Ty1 insertions in the CAN1 promoter region vs. the coding sequence. Shaded bars, Ty1 insertions in the CAN1 promoter region; solid bars, Ty1 insertions in the CAN1 coding sequence. On the bottom are Ty1 restriction genes that were analyzed. P-values were obtained by comparing the distribution of promoter vs. coding sequence insertions in WT and Ty1 restriction mutants (‡, refer to materials and methods).

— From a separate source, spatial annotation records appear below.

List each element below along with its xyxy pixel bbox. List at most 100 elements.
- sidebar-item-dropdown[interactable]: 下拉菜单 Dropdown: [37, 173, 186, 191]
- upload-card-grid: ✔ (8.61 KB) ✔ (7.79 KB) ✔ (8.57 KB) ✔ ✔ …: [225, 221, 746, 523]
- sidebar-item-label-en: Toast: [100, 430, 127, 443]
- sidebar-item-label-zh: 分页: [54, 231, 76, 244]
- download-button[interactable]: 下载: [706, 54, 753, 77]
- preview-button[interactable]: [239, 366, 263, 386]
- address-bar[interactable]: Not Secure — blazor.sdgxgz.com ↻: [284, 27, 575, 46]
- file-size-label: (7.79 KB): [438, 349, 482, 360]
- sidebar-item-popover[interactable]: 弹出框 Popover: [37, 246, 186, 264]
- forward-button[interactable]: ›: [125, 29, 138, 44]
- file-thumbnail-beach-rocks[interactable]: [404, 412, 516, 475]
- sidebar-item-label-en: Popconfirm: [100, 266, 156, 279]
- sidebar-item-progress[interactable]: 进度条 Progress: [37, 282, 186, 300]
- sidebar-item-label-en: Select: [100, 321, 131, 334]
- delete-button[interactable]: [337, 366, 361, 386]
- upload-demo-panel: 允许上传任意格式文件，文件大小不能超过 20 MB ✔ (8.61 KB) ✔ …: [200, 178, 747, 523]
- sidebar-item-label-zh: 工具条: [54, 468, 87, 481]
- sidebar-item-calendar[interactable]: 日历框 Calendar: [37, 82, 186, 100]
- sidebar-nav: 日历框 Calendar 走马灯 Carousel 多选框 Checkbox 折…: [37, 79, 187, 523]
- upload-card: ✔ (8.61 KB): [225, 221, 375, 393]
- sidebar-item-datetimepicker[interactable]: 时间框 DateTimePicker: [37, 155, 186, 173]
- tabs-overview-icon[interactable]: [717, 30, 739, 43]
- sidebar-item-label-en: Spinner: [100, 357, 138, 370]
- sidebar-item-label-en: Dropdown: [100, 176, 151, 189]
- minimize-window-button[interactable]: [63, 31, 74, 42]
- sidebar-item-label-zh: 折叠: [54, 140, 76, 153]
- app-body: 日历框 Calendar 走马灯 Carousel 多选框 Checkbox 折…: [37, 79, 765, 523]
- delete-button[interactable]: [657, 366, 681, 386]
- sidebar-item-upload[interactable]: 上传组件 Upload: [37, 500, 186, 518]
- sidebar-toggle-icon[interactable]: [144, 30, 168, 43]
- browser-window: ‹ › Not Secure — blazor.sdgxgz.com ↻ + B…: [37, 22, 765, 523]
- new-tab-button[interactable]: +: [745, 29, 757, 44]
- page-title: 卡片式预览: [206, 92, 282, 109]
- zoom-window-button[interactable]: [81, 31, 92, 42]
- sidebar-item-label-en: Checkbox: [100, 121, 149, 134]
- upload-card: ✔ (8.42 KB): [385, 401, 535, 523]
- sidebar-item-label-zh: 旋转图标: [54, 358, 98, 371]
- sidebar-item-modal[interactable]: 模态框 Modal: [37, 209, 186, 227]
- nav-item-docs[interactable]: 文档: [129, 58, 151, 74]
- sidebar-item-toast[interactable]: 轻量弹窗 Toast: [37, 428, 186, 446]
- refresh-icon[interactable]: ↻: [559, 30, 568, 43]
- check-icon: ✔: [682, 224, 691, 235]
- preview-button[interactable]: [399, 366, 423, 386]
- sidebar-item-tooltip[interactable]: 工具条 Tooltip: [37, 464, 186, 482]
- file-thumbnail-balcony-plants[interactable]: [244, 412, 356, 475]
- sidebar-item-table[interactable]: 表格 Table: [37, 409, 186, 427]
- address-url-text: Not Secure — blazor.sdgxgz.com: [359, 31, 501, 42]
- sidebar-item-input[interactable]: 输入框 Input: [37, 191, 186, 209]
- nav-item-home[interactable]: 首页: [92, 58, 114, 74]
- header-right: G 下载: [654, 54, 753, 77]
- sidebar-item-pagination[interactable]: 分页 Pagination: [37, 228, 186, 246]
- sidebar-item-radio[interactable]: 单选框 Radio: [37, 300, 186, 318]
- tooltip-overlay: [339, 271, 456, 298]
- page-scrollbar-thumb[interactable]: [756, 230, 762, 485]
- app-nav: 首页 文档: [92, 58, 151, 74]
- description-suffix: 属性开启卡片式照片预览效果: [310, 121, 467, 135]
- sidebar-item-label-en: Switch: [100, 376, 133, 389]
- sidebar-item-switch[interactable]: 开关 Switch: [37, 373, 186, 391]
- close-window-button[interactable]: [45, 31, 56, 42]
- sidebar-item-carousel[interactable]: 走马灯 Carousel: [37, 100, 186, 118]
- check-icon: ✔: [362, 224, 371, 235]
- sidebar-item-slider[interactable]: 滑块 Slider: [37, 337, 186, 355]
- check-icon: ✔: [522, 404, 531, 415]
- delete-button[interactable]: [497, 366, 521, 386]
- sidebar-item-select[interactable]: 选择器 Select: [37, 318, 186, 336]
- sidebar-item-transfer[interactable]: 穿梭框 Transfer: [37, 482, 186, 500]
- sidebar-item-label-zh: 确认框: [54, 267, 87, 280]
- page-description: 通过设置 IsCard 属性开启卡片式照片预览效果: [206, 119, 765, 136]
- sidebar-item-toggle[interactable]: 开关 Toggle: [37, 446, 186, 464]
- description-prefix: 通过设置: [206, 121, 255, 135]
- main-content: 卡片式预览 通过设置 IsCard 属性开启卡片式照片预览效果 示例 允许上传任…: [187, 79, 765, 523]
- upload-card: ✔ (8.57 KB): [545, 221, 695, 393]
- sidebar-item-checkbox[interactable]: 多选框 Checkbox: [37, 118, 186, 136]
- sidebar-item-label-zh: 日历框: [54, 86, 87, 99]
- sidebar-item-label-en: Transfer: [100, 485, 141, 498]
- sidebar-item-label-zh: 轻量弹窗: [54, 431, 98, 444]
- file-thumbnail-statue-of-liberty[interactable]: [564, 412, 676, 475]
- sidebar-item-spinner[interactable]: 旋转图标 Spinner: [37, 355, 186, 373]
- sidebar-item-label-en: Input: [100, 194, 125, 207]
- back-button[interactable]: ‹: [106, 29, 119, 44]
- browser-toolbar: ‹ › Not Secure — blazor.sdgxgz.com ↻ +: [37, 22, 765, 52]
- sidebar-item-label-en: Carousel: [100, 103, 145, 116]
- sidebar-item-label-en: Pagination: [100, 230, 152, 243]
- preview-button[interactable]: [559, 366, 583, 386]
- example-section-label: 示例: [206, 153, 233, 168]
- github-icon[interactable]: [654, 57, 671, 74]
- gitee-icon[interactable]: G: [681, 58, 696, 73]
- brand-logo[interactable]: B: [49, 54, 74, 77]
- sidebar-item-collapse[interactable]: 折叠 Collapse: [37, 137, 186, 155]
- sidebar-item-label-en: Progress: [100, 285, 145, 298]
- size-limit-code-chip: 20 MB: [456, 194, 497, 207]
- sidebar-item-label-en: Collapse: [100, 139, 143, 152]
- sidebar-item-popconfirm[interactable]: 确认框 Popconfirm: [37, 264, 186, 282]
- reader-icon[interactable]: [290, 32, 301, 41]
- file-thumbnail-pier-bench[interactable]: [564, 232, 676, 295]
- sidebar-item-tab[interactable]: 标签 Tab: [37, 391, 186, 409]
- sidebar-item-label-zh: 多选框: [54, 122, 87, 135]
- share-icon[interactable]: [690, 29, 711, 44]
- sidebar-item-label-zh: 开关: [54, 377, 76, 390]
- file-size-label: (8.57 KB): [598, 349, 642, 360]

Also refer to supplemental data for more information on the spectrum of Can^R mutations (supplemental Tables S4 and S5), the orientation of the Ty1 insertions (supplemental Table S6), and DNA sequence analysis of Ty1 insertions when PAF1 was deleted (supplemental Figure S5).

Figure 6.—

Relationship between ubiquitination of proteins involved in transcription elongation by RNA polymerase II and by Ty1 transposition. Protein names (in boldface type) required for restricting Ty1 transposition and maintaining target site preference at CAN1 include the Paf complex subunits Cdc73, Paf1, and Rtf1 and the Rad6-Bre1 ubiquitination (+Ub) complex that modifies histone H2B on K123. Rad6-Bre1 may also ubiquitinate additional proteins that have not been identified. The Paf1 complex subunit protein Leo1 is required for restricting Ty1 transposition but is not required for target-site preference at CAN1, and Ctr9 was not analyzed. The Bur1-Bur2 cyclin-dependent protein kinases (+Phos) and the histone H3 methylases (+Me) Dot1 and Set1 were not identified in our screen for Ty1 restriction genes, but may affect Ty1 target preference.